Redillas has been blogging since 2009 but recently pivoted towards neurodiversity after realizing online resources for ADHD only targeted non-Filipinos or children. A large portion of solutions offered by these resources were impractical, expensive, or non-existent in a Filipino context. Not all of us are from the States or Europe, have access to doctors and medication, and enjoy being at least middle class, yet these are the expectations resources have of readers. If they did talk about Filipinos, they were angled toward figuring out how to calm hyperactive children down so they could do their homework. Redillas describes Filipino ADHD resources as stuck in a time capsule, frozen and out of touch with the realities Filipinos with ADHD face.

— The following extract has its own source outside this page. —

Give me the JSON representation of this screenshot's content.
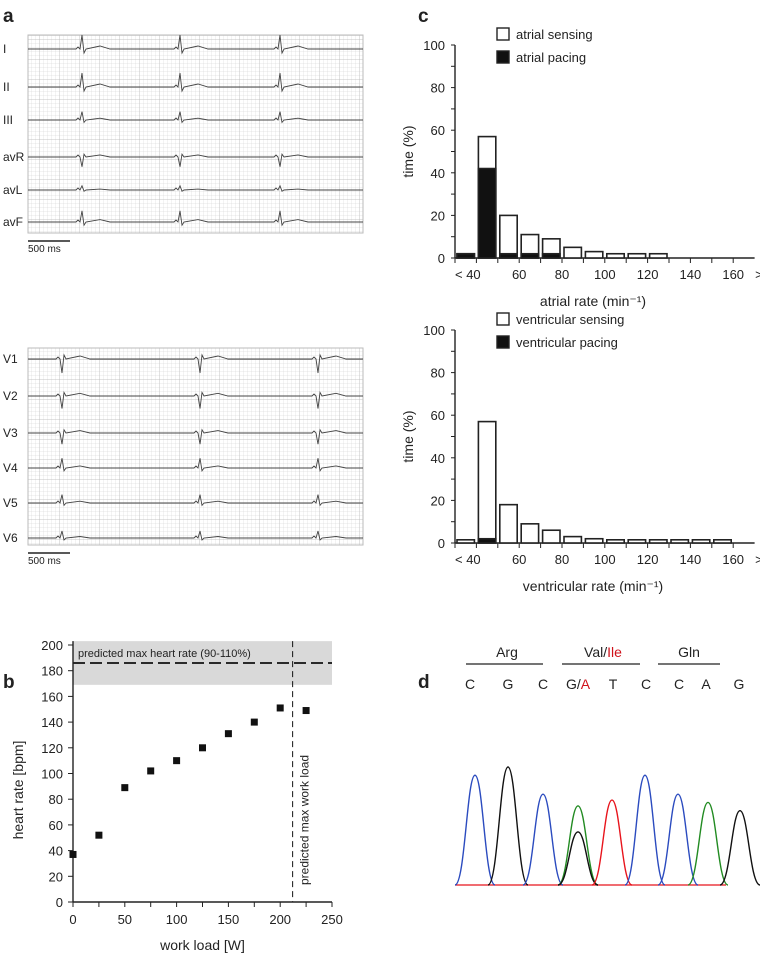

Her blog, mariaisquixotic, addresses this. Sandwiched between articles on keywords and content management are guides on living with adult ADHD and local disability politics. While she may not be a mental health professional, her blog was made to help ease the struggles of either those who suspect they have ADHD or adults living with it. She says, “As much as possible, I want to help others find answers. Not entire (answers) but just a bit of a step forward (on) their journey to make their life easier.”
Many things make life complicated for Filipinos with ADHD and other forms of neurodivergence: steep maintenance fees, consultations with overworked professionals and undertrained interns, persistent ableism and stigma that prevent disabled people from living their lives, and so on. For these reasons, guides like Redillas’ become essential, especially when you’re on the beaten path of finding ways to play nice with your ADHD without medical guidance. But while online resources have been key to mental health and disability welfare, they shouldn’t be the only things we cultivate.
Like other disabled Filipinos, Redillas hopes for a future where the government, the workplace, and the insurance sector focus on improving diversity, equity, and inclusion. “There are some companies out there that are actively embracing and becoming more inclusive to differently abled people,” she shares. “Yet, there are others who are stuck in that mentality that ADHD (is) just fictional. There’s more traction for (destigmatizing ADHD), but there’s a very long way to go.”
My journey is also going to be a long one, but it's one I’m willing to push forward for as I kick back in the doctor’s waiting room, my foot twitching as I scroll through websites like Redillas’ to find the answers to my questions about how to live with the way I am. My life’s not going on pause until a doctor’s note appears in seven months or seven years, so I might as well learn ways I can help myself first. I was always bad at waiting.